This serious complication, the result of acid buildup in the blood, can lead to coma or even death.
If you have type 1 diabetes, one of the serious complications you may face is a condition known as ketoacidosis. In diabetic ketoacidosis, acids called ketones build up in your blood and could eventually lead to diabetic coma or death.
But by vigilantly controlling your diabetes and watching for early signs of ketoacidosis, you can help prevent it from happening to you.
What Is Diabetic Ketoacidosis?
"When blood sugars get elevated and there is not enough insulin, your fat cells start to break down their storage sites of energy, which are called ketones," says Jay Cohen, MD, medical director of the Endocrine Clinic and clinical assistant professor in the department of family medicine at the University of Tennessee. Ketones are acidic, and that acid builds up in your blood.
Diabetic ketoacidosis is found more often in younger people than older people, and more often in women than in men. At least 20 percent of people learn they have diabetes after seeking medical care for complaints that turn out to be symptoms of ketoacidosis.
Common Causes of Diabetic Ketoacidosis
The three common causes of ketoacidosis are:
Not enough insulin. This can happen if you don’t inject enough insulin or if your insulin needs increase in response to an illness such as a cold or the flu. Blood glucose can’t be used for energy without enough insulin to help in the process, so the body breaks down fat for energy and high ketone levels result.
"Elevated blood sugars could be due to an infection or any other physical or emotional stress — good or bad," says Dr. Cohen. Unexpected increases in your blood glucose levels can increase your insulin needs. "You may have a certain amount of insulin that you usually use, but if you have an infection, you may need more insulin to help your body to improve blood sugars," Cohen explains.
Not enough food intake. If you don’t eat enough, your body has to break down fat for energy, producing high ketone levels. This is particularly common in people who are sick and don't feel like eating.
Low blood glucose levels. This situation can force your body to break down fat to use as energy, resulting in ketone production.
Diabetic Ketoacidosis Symptoms
Symptoms of ketoacidosis usually progress relatively slowly.
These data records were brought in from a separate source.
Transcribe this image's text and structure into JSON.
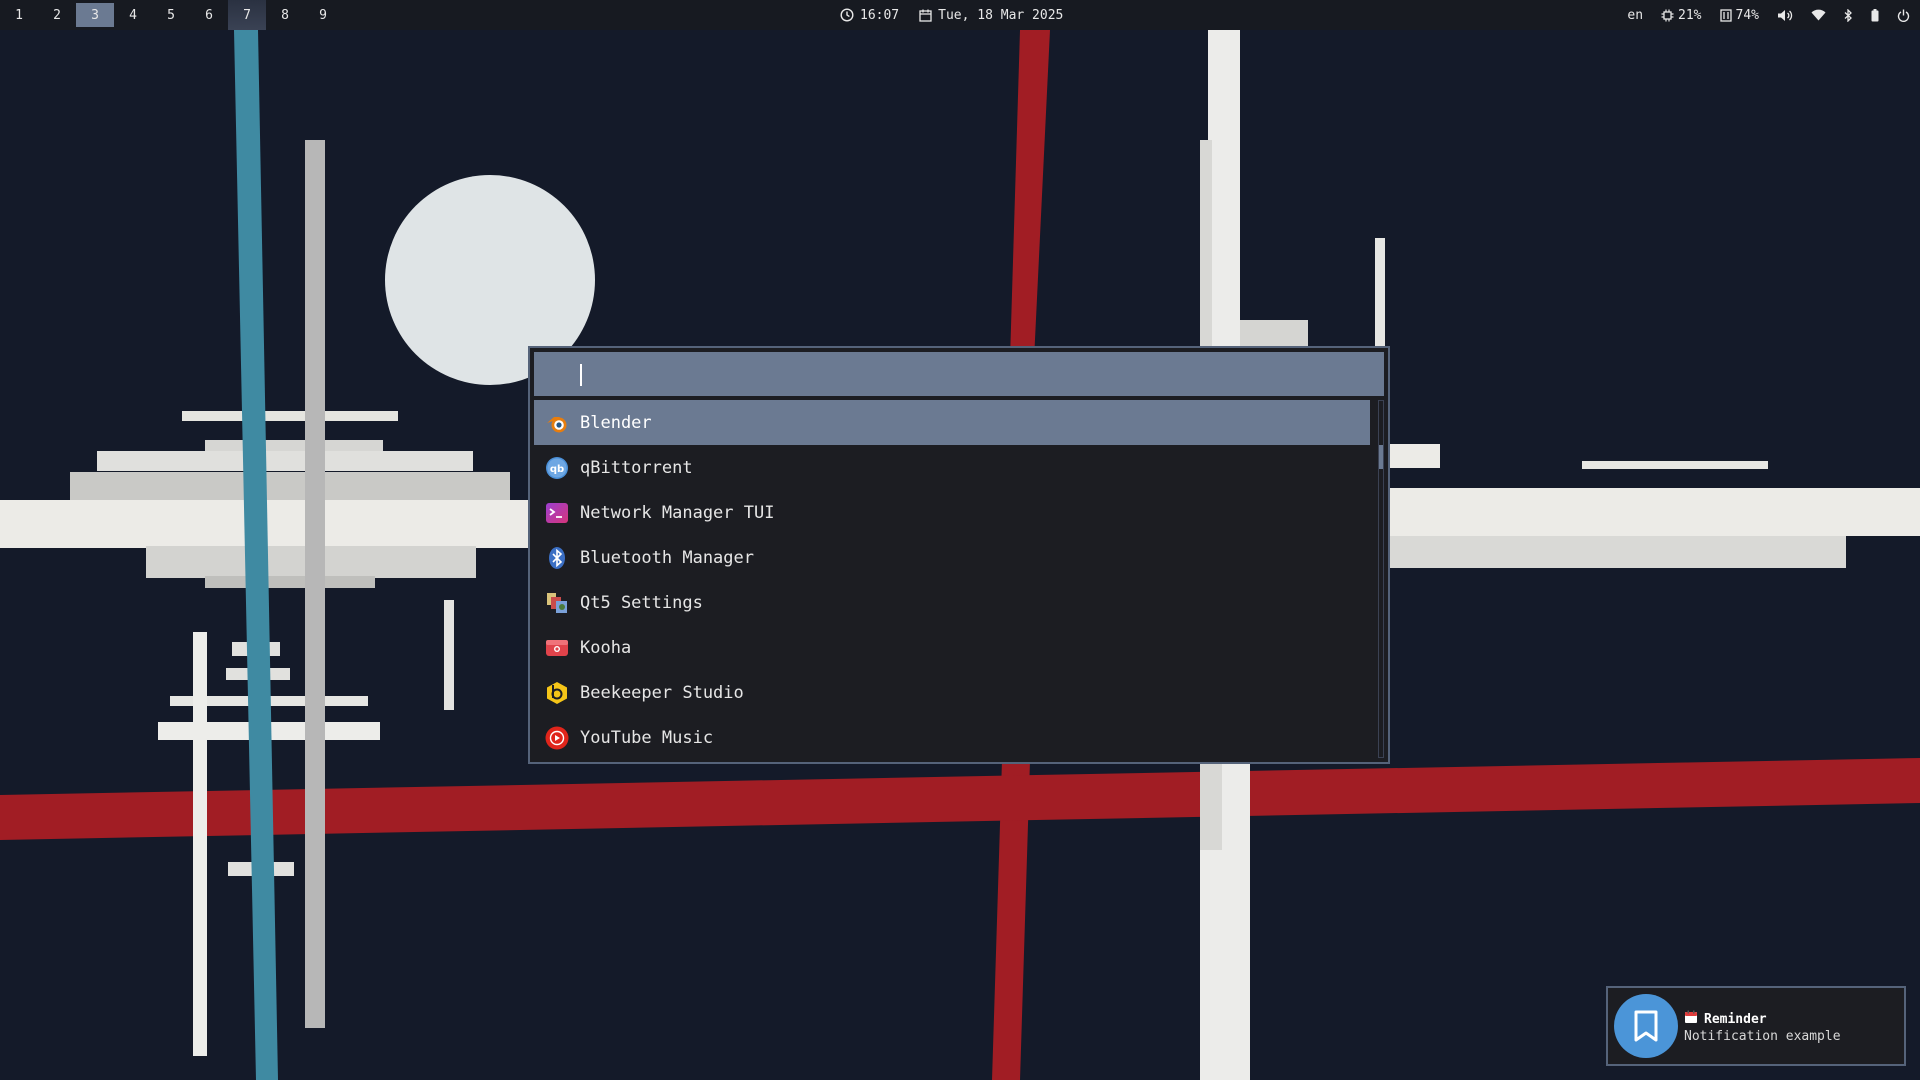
{
  "topbar": {
    "workspaces": [
      {
        "label": "1",
        "state": "empty"
      },
      {
        "label": "2",
        "state": "empty"
      },
      {
        "label": "3",
        "state": "active"
      },
      {
        "label": "4",
        "state": "empty"
      },
      {
        "label": "5",
        "state": "empty"
      },
      {
        "label": "6",
        "state": "empty"
      },
      {
        "label": "7",
        "state": "occupied"
      },
      {
        "label": "8",
        "state": "empty"
      },
      {
        "label": "9",
        "state": "empty"
      }
    ],
    "clock": {
      "icon": "clock-icon",
      "time": "16:07"
    },
    "date": {
      "icon": "calendar-icon",
      "text": "Tue, 18 Mar 2025"
    },
    "language": "en",
    "cpu": {
      "icon": "cpu-icon",
      "value": "21%"
    },
    "memory": {
      "icon": "memory-icon",
      "value": "74%"
    },
    "tray_icons": [
      "volume-icon",
      "wifi-icon",
      "bluetooth-icon",
      "battery-icon",
      "power-icon"
    ]
  },
  "launcher": {
    "query": "",
    "items": [
      {
        "label": "Blender",
        "icon": "blender-icon",
        "selected": true
      },
      {
        "label": "qBittorrent",
        "icon": "qbittorrent-icon",
        "selected": false
      },
      {
        "label": "Network Manager TUI",
        "icon": "terminal-icon",
        "selected": false
      },
      {
        "label": "Bluetooth Manager",
        "icon": "bluetooth-manager-icon",
        "selected": false
      },
      {
        "label": "Qt5 Settings",
        "icon": "qt5-settings-icon",
        "selected": false
      },
      {
        "label": "Kooha",
        "icon": "kooha-icon",
        "selected": false
      },
      {
        "label": "Beekeeper Studio",
        "icon": "beekeeper-icon",
        "selected": false
      },
      {
        "label": "YouTube Music",
        "icon": "youtube-music-icon",
        "selected": false
      }
    ]
  },
  "notification": {
    "icon": "bookmark-icon",
    "title_icon": "calendar-emoji-icon",
    "title": "Reminder",
    "body": "Notification example"
  },
  "colors": {
    "bar_bg": "#171a21",
    "accent": "#6b7a92",
    "launcher_bg": "#1c1d22",
    "border": "#55637a",
    "wallpaper_bg": "#141a29",
    "wallpaper_red": "#a11d24",
    "wallpaper_blue": "#3f8aa2",
    "notification_avatar": "#4b95d8"
  }
}
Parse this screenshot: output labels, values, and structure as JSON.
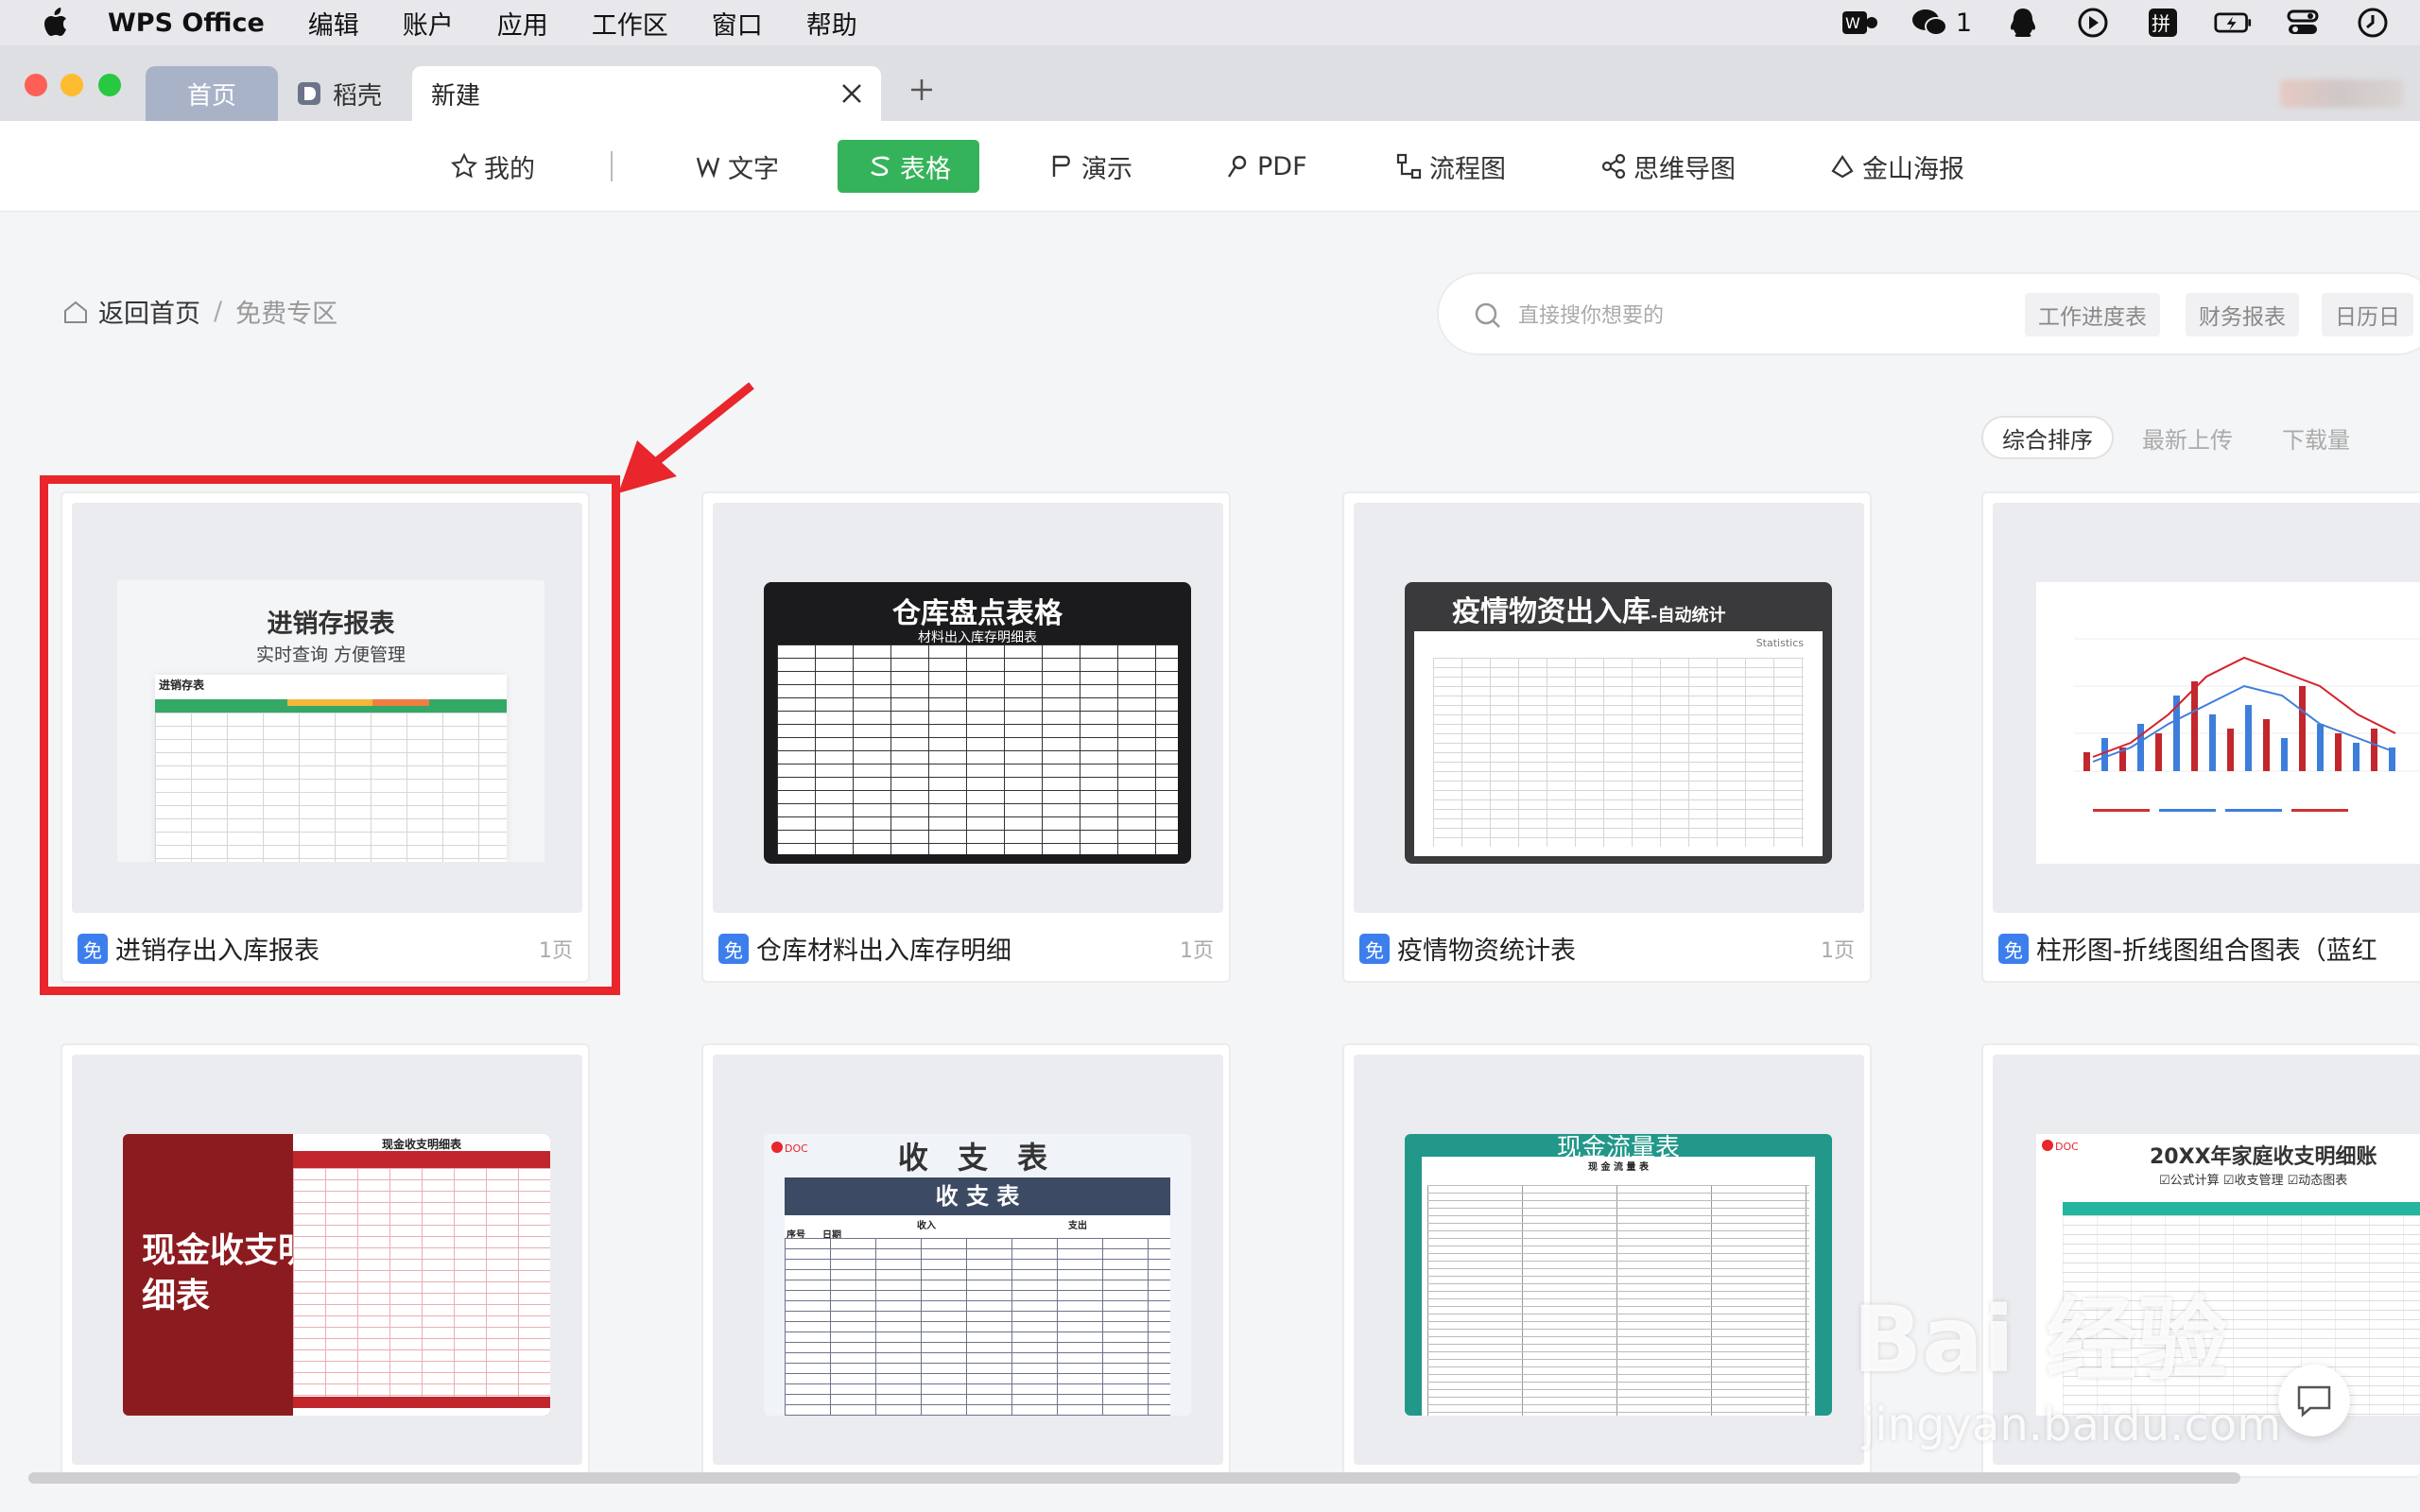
{
  "menubar": {
    "app_name": "WPS Office",
    "items": [
      "编辑",
      "账户",
      "应用",
      "工作区",
      "窗口",
      "帮助"
    ],
    "wechat_count": "1"
  },
  "tabs": {
    "home": "首页",
    "daoke": "稻壳",
    "new": "新建"
  },
  "categories": {
    "mine": "我的",
    "writer": "文字",
    "sheet": "表格",
    "present": "演示",
    "pdf": "PDF",
    "flowchart": "流程图",
    "mindmap": "思维导图",
    "poster": "金山海报"
  },
  "breadcrumb": {
    "home": "返回首页",
    "sep": "/",
    "current": "免费专区"
  },
  "search": {
    "placeholder": "直接搜你想要的",
    "chips": [
      "工作进度表",
      "财务报表",
      "日历日"
    ]
  },
  "sort": {
    "overall": "综合排序",
    "newest": "最新上传",
    "downloads": "下载量"
  },
  "free_badge": "免",
  "cards": [
    {
      "name": "进销存出入库报表",
      "pages": "1页",
      "preview_title": "进销存报表",
      "preview_subtitle": "实时查询 方便管理",
      "sheet_title": "进销存表"
    },
    {
      "name": "仓库材料出入库存明细",
      "pages": "1页",
      "preview_title": "仓库盘点表格",
      "preview_subtitle": "材料出入库存明细表"
    },
    {
      "name": "疫情物资统计表",
      "pages": "1页",
      "preview_title": "疫情物资出入库",
      "preview_suffix": "-自动统计",
      "preview_tag": "Statistics"
    },
    {
      "name": "柱形图-折线图组合图表（蓝红",
      "pages": ""
    }
  ],
  "cards_row2": [
    {
      "preview_title": "现金收支明细表",
      "sheet_title": "现金收支明细表"
    },
    {
      "preview_title": "收 支 表",
      "sheet_title": "收 支 表",
      "col_labels": [
        "序号",
        "日期",
        "收入",
        "支出"
      ]
    },
    {
      "preview_title": "现金流量表",
      "sheet_title": "现 金 流 量 表"
    },
    {
      "preview_title": "20XX年家庭收支明细账",
      "preview_subtitle": "☑公式计算  ☑收支管理  ☑动态图表"
    }
  ],
  "watermark": {
    "brand": "Bai 经验",
    "url": "jingyan.baidu.com"
  },
  "colors": {
    "accent_green": "#35b35a",
    "highlight_red": "#e8262b",
    "free_blue": "#3d7eed"
  }
}
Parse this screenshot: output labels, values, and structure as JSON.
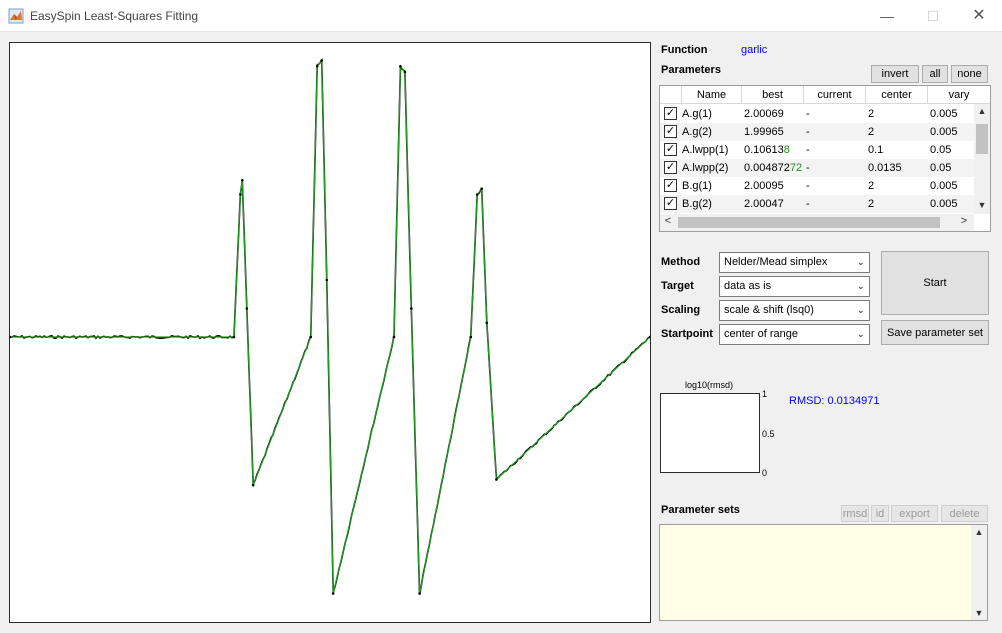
{
  "window": {
    "title": "EasySpin Least-Squares Fitting",
    "minimize": "—",
    "maximize": "☐",
    "close": "✕"
  },
  "function": {
    "label": "Function",
    "value": "garlic"
  },
  "parameters": {
    "label": "Parameters",
    "buttons": {
      "invert": "invert",
      "all": "all",
      "none": "none"
    },
    "columns": [
      "Name",
      "best",
      "current",
      "center",
      "vary"
    ],
    "rows": [
      {
        "checked": true,
        "name": "A.g(1)",
        "best": "2.00069",
        "best_changed": "",
        "current": "-",
        "center": "2",
        "vary": "0.005"
      },
      {
        "checked": true,
        "name": "A.g(2)",
        "best": "1.99965",
        "best_changed": "",
        "current": "-",
        "center": "2",
        "vary": "0.005"
      },
      {
        "checked": true,
        "name": "A.lwpp(1)",
        "best": "0.10613",
        "best_changed": "8",
        "current": "-",
        "center": "0.1",
        "vary": "0.05"
      },
      {
        "checked": true,
        "name": "A.lwpp(2)",
        "best": "0.004872",
        "best_changed": "72",
        "current": "-",
        "center": "0.0135",
        "vary": "0.05"
      },
      {
        "checked": true,
        "name": "B.g(1)",
        "best": "2.00095",
        "best_changed": "",
        "current": "-",
        "center": "2",
        "vary": "0.005"
      },
      {
        "checked": true,
        "name": "B.g(2)",
        "best": "2.00047",
        "best_changed": "",
        "current": "-",
        "center": "2",
        "vary": "0.005"
      }
    ]
  },
  "settings": {
    "method": {
      "label": "Method",
      "value": "Nelder/Mead simplex"
    },
    "target": {
      "label": "Target",
      "value": "data as is"
    },
    "scaling": {
      "label": "Scaling",
      "value": "scale & shift (lsq0)"
    },
    "startpoint": {
      "label": "Startpoint",
      "value": "center of range"
    }
  },
  "actions": {
    "start": "Start",
    "save": "Save parameter set"
  },
  "rmsd_plot": {
    "title": "log10(rmsd)",
    "ticks": [
      "1",
      "0.5",
      "0"
    ],
    "readout": "RMSD: 0.0134971"
  },
  "parameter_sets": {
    "label": "Parameter sets",
    "buttons": {
      "rmsd": "rmsd",
      "id": "id",
      "export": "export",
      "delete": "delete"
    }
  },
  "icons": {
    "app": "matlab-logo-icon",
    "check": "✓",
    "chevron_down": "⌄",
    "arrow_up": "▲",
    "arrow_down": "▼",
    "arrow_left": "<",
    "arrow_right": ">"
  },
  "colors": {
    "fit": "#1e9e1e",
    "data": "#000000",
    "blue_text": "#0000ff",
    "changed_digits": "#1a8a1a",
    "psets_bg": "#ffffe8"
  },
  "chart_data": {
    "type": "line",
    "title": "",
    "xlabel": "",
    "ylabel": "",
    "grid": false,
    "series": [
      {
        "x": [
          0,
          0.35,
          0.36,
          0.363,
          0.37,
          0.38,
          0.47,
          0.48,
          0.487,
          0.495,
          0.505,
          0.6,
          0.61,
          0.617,
          0.627,
          0.64,
          0.72,
          0.73,
          0.737,
          0.745,
          0.76,
          1
        ],
        "y": [
          0,
          0,
          0.5,
          0.55,
          0.1,
          -0.52,
          0,
          0.95,
          0.97,
          0.2,
          -0.9,
          0,
          0.95,
          0.93,
          0.1,
          -0.9,
          0,
          0.5,
          0.52,
          0.05,
          -0.5,
          0
        ]
      }
    ]
  }
}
But since diabetic ketoacidosis can be a life-threatening condition, it is important to seek medical help immediately if you experience any of its symptoms. These include:
Elevated blood glucose levels
Elevated ketones in the urine
Skin that is dry or flushed
Nausea or vomiting
Pain in your abdomen
Shortness of breath
A fruity smell to your breath (the result of elevated ketone levels)
Inability to concentrate
Preventing Diabetic Ketoacidosis
Ask your endocrinologist how you can reduce your risk of developing diabetic ketoacidosis. It is often a good idea to use a home dipstick test to check for ketones in your urine when your blood glucose levels are high (over 240 milligrams per deciliter) and when you have an infection.
Diabetes education also helps. One study found that hospital stays for ketoacidosis were reduced among a group of people who attended diabetes education classes.
Managing Diabetic Ketoacidosis
If think you may have ketoacidosis, it is essential to contact your doctor or get to the emergency room immediately.
"If we can catch it early, with medicine and IV fluids, we can stop the diabetic ketoacidosis from progressing to severe dehydration," says Cohen. "Diabetic ketoacidosis, if severe and not treated aggressively, has about a 5 percent death rate, so you really want to get a handle on it rapidly."
Remember that regularly monitoring your blood glucose levels, performing urine ketone tests as recommended, and recognizing symptoms that might indicate your ketone levels are high is the best approach to reducing your risk of diabetic ketoacidosis.